Colorectal cancer screening saves lives

  • Published
  • By Colonel (Dr.) David C. Hall
  • 81st Medical Group
If you're 50 years old or older, you may be due or overdue for a colorectal cancer (cancer of the colon or rectum) screening test. Getting a screening test could save your life.

Colorectal cancer almost always develops from precancerous polyps (abnormal growths) in the colon or rectum. Screening tests are available which allow detection of precancerous polyps so they can be removed before they develop into cancer. Colorectal screening tests also can detect cancer early which increases the chances of successful treatment and decreases the risks of dying from the cancer.

According to the Centers for Disease Control and Prevention (CDC), among cancers that affect both men and women, colorectal cancer is the second leading cause of cancer deaths in the United States. Every year, more than 140,000 Americans are diagnosed with colorectal cancer, and more than 50,000 people will die from it.

The risk of getting colorectal cancer increases with age. More than 90% of colorectal cancer cases occur in people who are age 50 years of age or older, but many people are not being screened as recommended by national guidelines. If everyone age 50 years old or older were screened regularly, as many as 60% of deaths from this cancer could be avoided.

Colorectal cancer screening saves lives. The U.S. Preventive Services Task Force (USPSTF) recommends adults age 50 to 75 years screen using one of the following screening methods:

· Screening colonoscopy every 10 years. A colonoscopy is considered the "gold standard" screening test for colorectal cancer and allows a physician to see the lining of the rectum and the entire colon. This procedure detects most small polyps and almost all large polyps and cancers.

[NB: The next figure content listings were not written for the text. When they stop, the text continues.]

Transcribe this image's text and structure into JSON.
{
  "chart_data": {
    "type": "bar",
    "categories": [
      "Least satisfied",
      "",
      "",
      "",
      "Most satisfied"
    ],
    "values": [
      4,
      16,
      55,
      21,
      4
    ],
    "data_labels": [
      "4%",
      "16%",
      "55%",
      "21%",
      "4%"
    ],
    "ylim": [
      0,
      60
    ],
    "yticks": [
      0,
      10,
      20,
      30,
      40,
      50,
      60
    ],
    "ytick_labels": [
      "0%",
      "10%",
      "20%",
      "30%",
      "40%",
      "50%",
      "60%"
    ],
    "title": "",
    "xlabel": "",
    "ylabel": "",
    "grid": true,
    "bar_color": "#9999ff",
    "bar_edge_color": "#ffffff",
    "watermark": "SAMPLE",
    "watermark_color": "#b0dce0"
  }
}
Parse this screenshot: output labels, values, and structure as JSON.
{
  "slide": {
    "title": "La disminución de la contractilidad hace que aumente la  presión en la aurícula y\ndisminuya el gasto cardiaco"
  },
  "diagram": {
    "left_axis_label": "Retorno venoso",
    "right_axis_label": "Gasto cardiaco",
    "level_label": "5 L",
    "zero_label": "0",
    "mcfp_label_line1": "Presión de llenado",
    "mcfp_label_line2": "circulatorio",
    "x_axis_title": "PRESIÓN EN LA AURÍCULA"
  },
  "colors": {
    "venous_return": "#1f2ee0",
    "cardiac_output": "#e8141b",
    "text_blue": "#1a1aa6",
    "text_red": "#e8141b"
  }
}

· Sigmoidoscopy every 5 years, with high-sensitivity fecal occult blood testing every 3 years. A sigmoidoscopy allows a physician to directly view the lining of the rectum and lower part of the colon. This procedure can identify polyps and cancers in the lower part of the colon and rectum with a high degree of accuracy.

· Annual screening with high-sensitivity fecal occult blood testing.

There are individuals younger than age 50 who may be at higher risk of developing colorectal cancer because they have inflammatory bowel disease, a personal or family history of colorectal polyps or colorectal cancer, or genetic syndromes like familial adenomatous polyposis or hereditary non-polyposis colorectal cancer (also known as Lynch syndrome).

If you are 50 years or older or younger than 50 years old but think you may be at higher than average risk for colorectal cancer, make an appointment to speak with your healthcare provider about getting screened. For eligible beneficiaries, the Keesler Medical Center team is standing by ready to assist you with your colorectal cancer screening needs.